首页> 重点归纳 > AMC数学竞赛真题2016年B 13-14

AMC数学竞赛真题2016年B 13-14

2018-11-28 重点归纳

AMC10数学竞赛是美国高中数学竞赛中的一项，是针对高中一年级及初中三年级学生的数学测试，该竞赛开始于2000年，分A赛和B赛，于每年的2月初和2月中举行，学生可任选参加一项即可。不管是对高校申请还是今后在数学领域的发展都极其有利！那么接下来跟随小编来看一下AMC10数学竞赛真题以及官方解答吧：

Problem 13

At Megapolis Hospital one year, multiple-birth statistics were as follows: Sets of twins, triplets, and quadruplets accounted for $1000$ of the babies born. There were four times as many sets of triplets as sets of quadruplets, and there was three times as many sets of twins as sets of triplets. How many of these $1000$ babies were in sets of quadruplets?

$\textbf{(A)}\ 25\qquad\textbf{(B)}\ 40\qquad\textbf{(C)}\ 64\qquad\textbf{(D)}\ 100\qquad\textbf{(E)}\ 160$

Solution

We can set up a system of equations where $a$ is the sets of twins, $b$ is the sets of triplets, and $c$ is the sets of quadruplets.

$amc10数学竞赛报名$

Solving for $c$ and $a$ in the second and third equations and substituting into the first equation yields

$\begin{split} 2 (3b) + 3b + 4 (0.25b) & = 1000 \\ 6b + 3b + b & = 1000 \\ b & = 100 \end{split}$

Since we are trying to find the number of babies and NOT the number of sets of quadruplets, the solution is not $c$ , but rather $4c$ . Therefore, we strategically use the second initial equation to realize that $b$ $=$ $4c$ , leaving us with the number of babies born as quadruplets equal to $\boxed{\textbf{(D)}\ 100}$ .

Alternative Solution

Say there are $12x$ sets of twins, $4x$ sets of triplets, and $x$ sets of quadruplets.

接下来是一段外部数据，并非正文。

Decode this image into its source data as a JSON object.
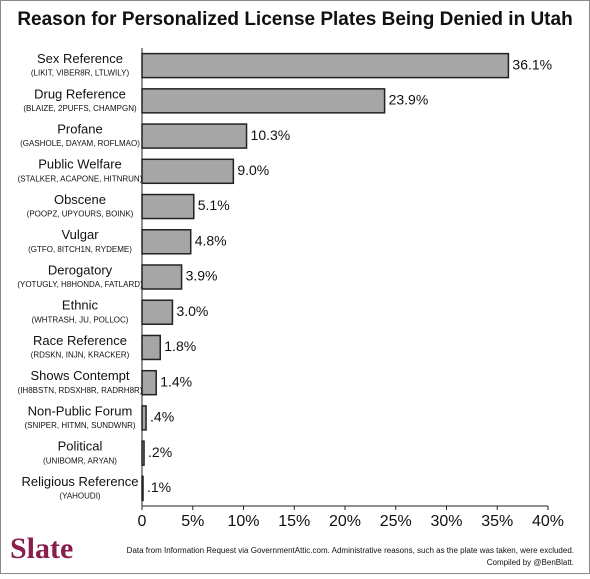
{
  "chart_data": {
    "type": "bar",
    "orientation": "horizontal",
    "title": "Reason for Personalized License Plates Being Denied in Utah",
    "categories": [
      "Sex Reference",
      "Drug Reference",
      "Profane",
      "Public Welfare",
      "Obscene",
      "Vulgar",
      "Derogatory",
      "Ethnic",
      "Race Reference",
      "Shows Contempt",
      "Non-Public Forum",
      "Political",
      "Religious Reference"
    ],
    "examples": [
      "(LIKIT, VIBER8R, LTLWILY)",
      "(BLAIZE, 2PUFFS, CHAMPGN)",
      "(GASHOLE, DAYAM, ROFLMAO)",
      "(STALKER, ACAPONE, HITNRUN)",
      "(POOPZ, UPYOURS, BOINK)",
      "(GTFO, 8ITCH1N, RYDEME)",
      "(YOTUGLY, H8HONDA, FATLARD)",
      "(WHTRASH, JU, POLLOC)",
      "(RDSKN, INJN, KRACKER)",
      "(IH8BSTN, RDSXH8R, RADRH8R)",
      "(SNIPER, HITMN, SUNDWNR)",
      "(UNIBOMR, ARYAN)",
      "(YAHOUDI)"
    ],
    "values": [
      36.1,
      23.9,
      10.3,
      9.0,
      5.1,
      4.8,
      3.9,
      3.0,
      1.8,
      1.4,
      0.4,
      0.2,
      0.1
    ],
    "value_labels": [
      "36.1%",
      "23.9%",
      "10.3%",
      "9.0%",
      "5.1%",
      "4.8%",
      "3.9%",
      "3.0%",
      "1.8%",
      "1.4%",
      ".4%",
      ".2%",
      ".1%"
    ],
    "color": "#a6a6a6",
    "xlim": [
      0,
      40
    ],
    "xticks": [
      0,
      {
        "value": 5,
        "label": "5%"
      },
      {
        "value": 10,
        "label": "10%"
      },
      {
        "value": 15,
        "label": "15%"
      },
      {
        "value": 20,
        "label": "20%"
      },
      {
        "value": 25,
        "label": "25%"
      },
      {
        "value": 30,
        "label": "30%"
      },
      {
        "value": 35,
        "label": "35%"
      },
      {
        "value": 40,
        "label": "40%"
      }
    ]
  },
  "footer": {
    "logo": "Slate",
    "source": "Data from Information Request via GovernmentAttic.com. Administrative reasons, such as the plate was taken, were excluded.",
    "credit": "Compiled by @BenBlatt."
  }
}
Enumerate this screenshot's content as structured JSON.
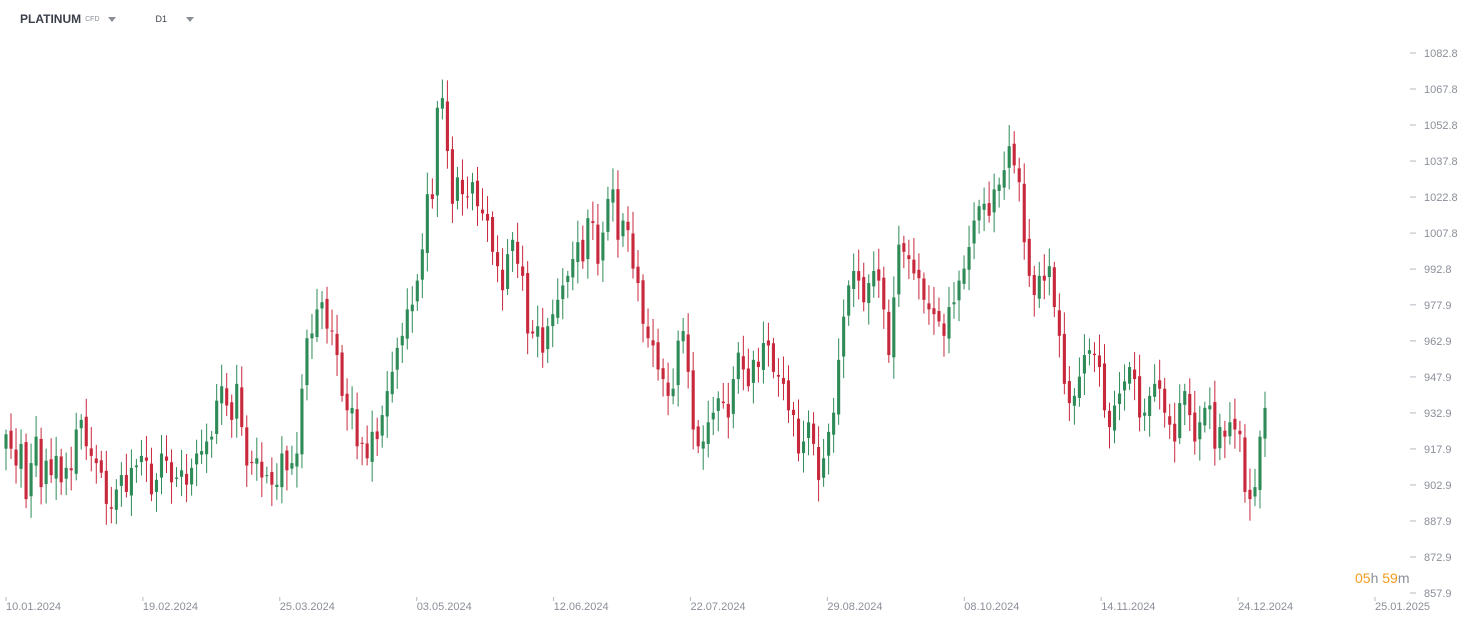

That's $12x\cdot2=24x$ twins, $4x\cdot3=12x$ triplets, and $x\cdot4=4x$ quadruplets. A tenth of the babies are quadruplets and that's $\frac{1}{10}(1000)=\boxed{\textbf{(D) }100}$

Problem 14

How many squares whose sides are parallel to the axes and whose vertices have coordinates that are integers lie entirely within the region bounded by the line $y=\pi x$ , the line $y=-0.1$ and the line $x=5.1?$

$美国数学竞赛amc网站$

Solution 1

The region is a right triangle which contains the following lattice points: $(0,0); (1,0)-(1,3); (2,0)-(2,6); (3,0)-(3,9); (4,0)-(4,12); (5,0)-(5,15)$

$amc数学竞赛报名官网$

Squares $1\times 1$ : Suppose that the top-right corner is $(x,y)$ , with $2\le x\le 5$ . Then to include all other corners, we need $1\le y\le 3(x-1)$ . This produces $3+6+9+12=30$ squares.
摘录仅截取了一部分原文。